If I take Merton's statement "It is not filth and hunger that makes saints, nor even poverty itself, but love of poverty and love of the poor" to be a great truth then I realise that Jesus' vision of being a contemplative was to teach common workmen [and all at the bottom of the social pile, including women] how to love poverty and love the poor in spirit. This personal picture helps my understanding of not only the famous Sermon on the Mount but of what "Church" should be in reality.

Merton goes on to give various examples of the difference between what is mere outward showings of piety and the truly contemplative mind/holy person.

Then he states "The issue on which all sanctity depends is renunciation, detachment, self-denial." This is where clarity on Fr. Bernard's direction starts to emerge. I paraphrase my understanding: One can give up all one's deliberate/conscious faults and actions by a planned strategy of resolutions and penances – not easy, but possible! Merton: "But the crucial problem of perfection and interior purity is in the renunciation and uprooting of all our unconscious attachments to created things and to our own will and desires. …When it comes to fighting the deep and unconscious habits of attachment which we can hardly …recognise… {all our resolutions and plans may be ineffective…]

"In getting the best of our secret attachments – [that] we cannot see because they are principles of spiritual blindness – our own initiative is almost always useless. This is the time to enter the darkness in which we are naked and helpless and alone."

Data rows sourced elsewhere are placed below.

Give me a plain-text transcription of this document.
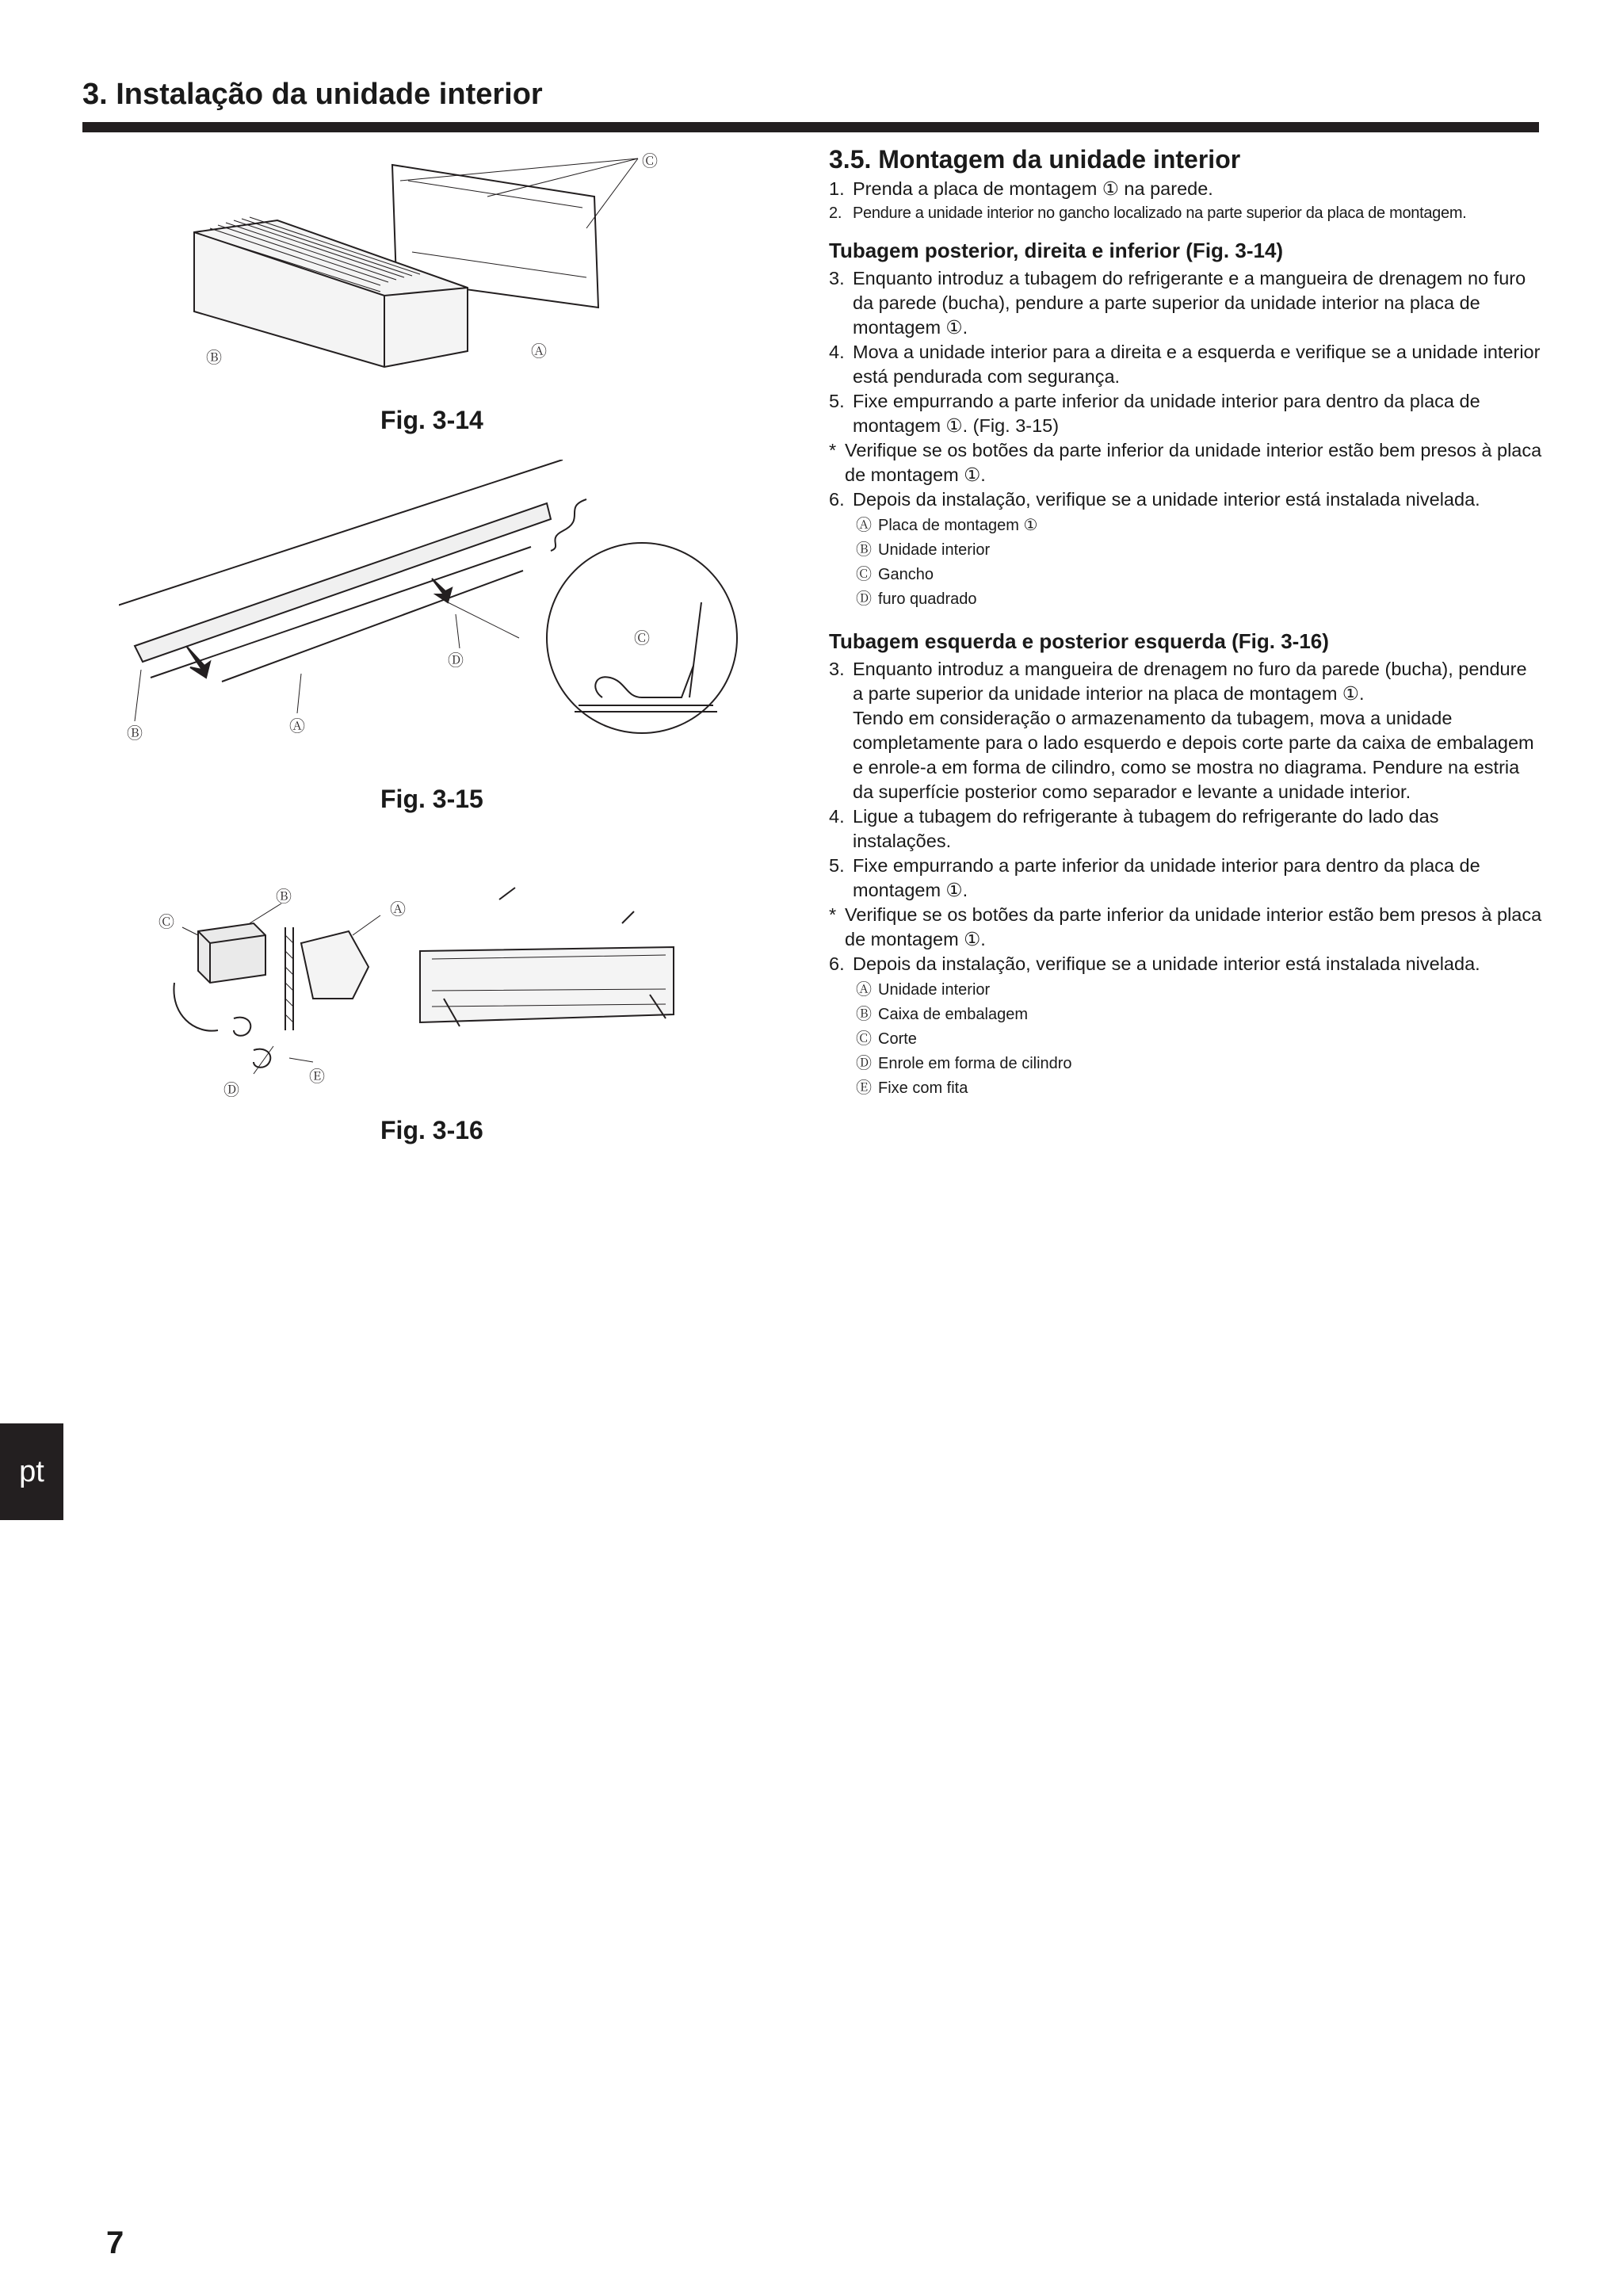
3. Instalação da unidade interior
Ⓒ
Ⓑ	Ⓐ
Fig. 3-14
Ⓒ
Ⓓ
Ⓑ	Ⓐ
Fig. 3-15
Ⓑ
Ⓒ
Ⓐ
Ⓓ
Ⓔ
Fig. 3-16
3.5. Montagem da unidade interior
1. Prenda a placa de montagem ① na parede.
2. Pendure a unidade interior no gancho localizado na parte superior da placa de montagem.
Tubagem posterior, direita e inferior (Fig. 3-14)
3. Enquanto introduz a tubagem do refrigerante e a mangueira de drenagem no furo da parede (bucha), pendure a parte superior da unidade interior na placa de montagem ①.
4. Mova a unidade interior para a direita e a esquerda e verifique se a unidade interior está pendurada com segurança.
5. Fixe empurrando a parte inferior da unidade interior para dentro da placa de montagem ①. (Fig. 3-15)
* Verifique se os botões da parte inferior da unidade interior estão bem presos à placa de montagem ①.
6. Depois da instalação, verifique se a unidade interior está instalada nivelada.
Ⓐ Placa de montagem ①
Ⓑ Unidade interior
Ⓒ Gancho
Ⓓ furo quadrado
Tubagem esquerda e posterior esquerda (Fig. 3-16)
3. Enquanto introduz a mangueira de drenagem no furo da parede (bucha), pendure a parte superior da unidade interior na placa de montagem ①.
Tendo em consideração o armazenamento da tubagem, mova a unidade completamente para o lado esquerdo e depois corte parte da caixa de embalagem e enrole-a em forma de cilindro, como se mostra no diagrama. Pendure na estria da superfície posterior como separador e levante a unidade interior.
4. Ligue a tubagem do refrigerante à tubagem do refrigerante do lado das instalações.
5. Fixe empurrando a parte inferior da unidade interior para dentro da placa de montagem ①.
* Verifique se os botões da parte inferior da unidade interior estão bem presos à placa de montagem ①.
6. Depois da instalação, verifique se a unidade interior está instalada nivelada.
Ⓐ Unidade interior
Ⓑ Caixa de embalagem
Ⓒ Corte
Ⓓ Enrole em forma de cilindro
Ⓔ Fixe com fita
pt
7
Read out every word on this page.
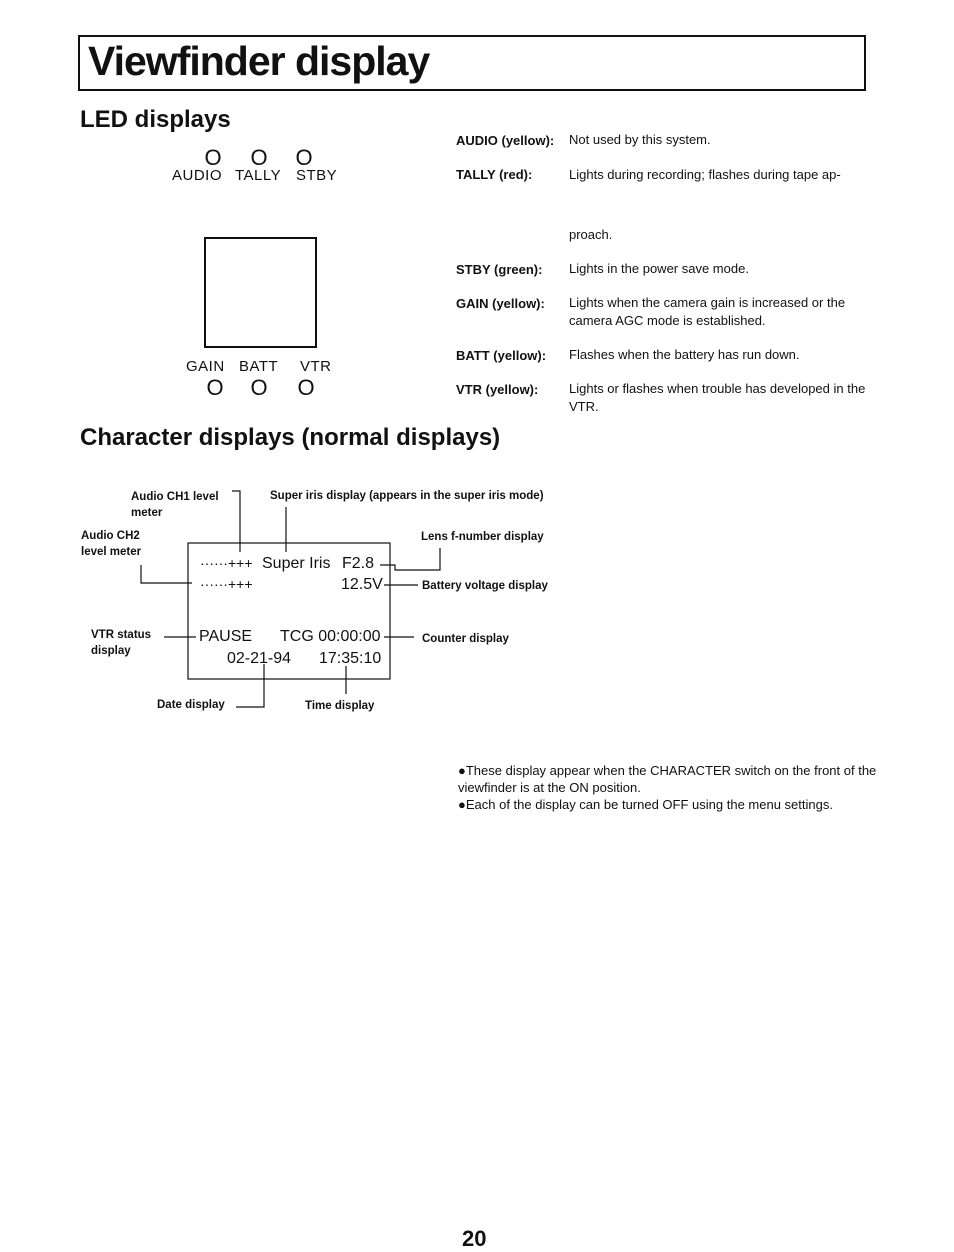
Viewfinder display
LED displays
O O O
AUDIO TALLY STBY
GAIN BATT VTR
O O O
AUDIO (yellow): Not used by this system.
TALLY (red):	Lights during recording; flashes during tape ap-
proach.
STBY (green): Lights in the power save mode.
GAIN (yellow): Lights when the camera gain is increased or the camera AGC mode is established.
BATT (yellow): Flashes when the battery has run down.
VTR (yellow): Lights or flashes when trouble has developed in the VTR.
Character displays (normal displays)
Audio CH1 level meter
Super iris display (appears in the super iris mode)
Audio CH2 level meter
Lens f-number display
Battery voltage display
VTR status display
Counter display
Date display	Time display
······+++ Super Iris F2.8
······+++	12.5V
PAUSE TCG 00:00:00
02-21-94 17:35:10
●These display appear when the CHARACTER switch on the front of the viewfinder is at the ON position.
●Each of the display can be turned OFF using the menu settings.
20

Who wants to go there? No, Fr Bernard, that is why I would rather read three books simultaneously, certainly never be in any place without one, be busy at something, mostly on my computer, never able to just sit alone and "contemplate" unless it is my set aside time each day for such activity. I do all this despite the fact my Soul calls me to Contemplate, feel the pain, live with it and through it…

But Merton tells me: "This is the night which empties us and makes us pure". And: "So keep still and let [God] do some work."